Menu Close

What is the difference between Benedictine and Cistercian orders?

What is the difference between Benedictine and Cistercian orders?

The Cistercians were formed out of the Benedictine monastic lifestyle. They are therefore part of the Benedictine order. The original Cistercians, now known as Cistercians of the Common Observance, focused on hard labour and prayer. However, over the centuries the focus shifted to academic educational pursuits.

What is the difference between Benedictine and Carthusian monks?

The Carthusians They did not have their own rule, but followed the Benedictine Rule in a different way. Their way was austere. These monks were silent and they fasted for much of the time. Each cell had its own garden and each monk had a patch of land to cultivate.

What is the difference between Jesuits and Benedictines?

Benedictine and Jesuit are two types of monastic orders in the Catholic Church. Each has its own religious rule or doctrine and follows under a religious superior. Education plays a large role in both the Benedictine and Jesuit orders, ranking high among their beliefs and traditions.

Why are there different orders of monks?

There are more than a dozen different orders of monks.

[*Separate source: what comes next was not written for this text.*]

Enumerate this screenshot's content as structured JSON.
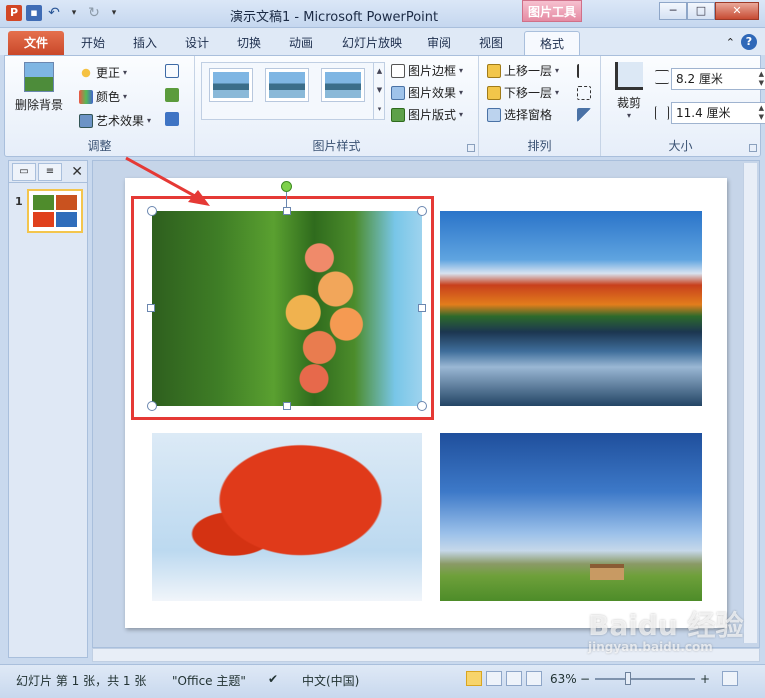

Although they are all similar in many ways, different sects have different philosophies, emphasize different things, have different vows, live in different kinds of communities and wear different clothing.

What is the order of monks?

Monastic orders are groups of men or women who dedicate themselves to God and live in an isolated community or alone.

What is the difference between Jesuit and Franciscan?

Jesuits and Franciscans are both Catholic, but they do represent different forms of Catholic spirituality. Jesuits are celebrated for their complexity; Franciscans are admired for their simplicity. Jesuit spirituality values discernment and decision-making, and a prayerful consideration of possibilities and choices.

Which order became one of the most important order of monks in twelfth century Europe?

The most famous of these were the Knights Hospitaller, the Knights Templar, and the Teutonic Knights. The Hospitallers (also known as the Order of the Knights of the Hospital of Saint John of Jerusalem) was founded by The Blessed Gerard (l. c. 1040-1120 CE) toward the close of the First Crusade (c.

What led to the creation of the Cistercian order?

What led to the creation of the Cistercian order? A group of monks were unhappy with the Benedictine monastery and believed that it had a lack of discipline. They created the Cistercian monasticism and spread around Europe.

What do Cistercian monks believe?

The Cistercian order maintained the independent organic life of the individual houses: each abbey having its own abbot elected by its own monks, its own community belonging to itself and not to the order in general, and its own property and finances administered without outside interference.

What was the focus of life of the Carthusians?

The focus of Carthusian life is contemplation. To this end there is an emphasis on solitude and silence. There are no Carthusian abbeys as they have no abbots, and each charterhouse is headed by a prior and is populated by two types of monks: the choir monks, referred to as hermits, and the lay brothers.

How many Carthusian monasteries were there before the Reformation?

In 1132, an avalanche destroyed the first hermitage, killing 7 monks under the snow. The fifth prior of Chartreuse, Guiges, rebuilt the hermitage. There were ten Carthusian monasteries in the British Isles before the Reformation, with one in Scotland and nine in England.

How long does it take to become a Carthusian monk?

The formation of a Carthusian begins with 6 to 12 months of postulancy, where the postulant lives the life of a monk but without having professed any kind of vows. This is followed by 2 years of novitiate, where the novice wears a black cloak over the white Carthusian habit.

What is the revolving compartment in a Carthusian plan?

A typical Carthusian plan: Clermont, drawn by Eugène Viollet-le-Duc, 1856. Next to the door is a small revolving compartment, called a “turn”, so that meals and other items may be passed in and out of the cell without the hermit having to meet the bearer.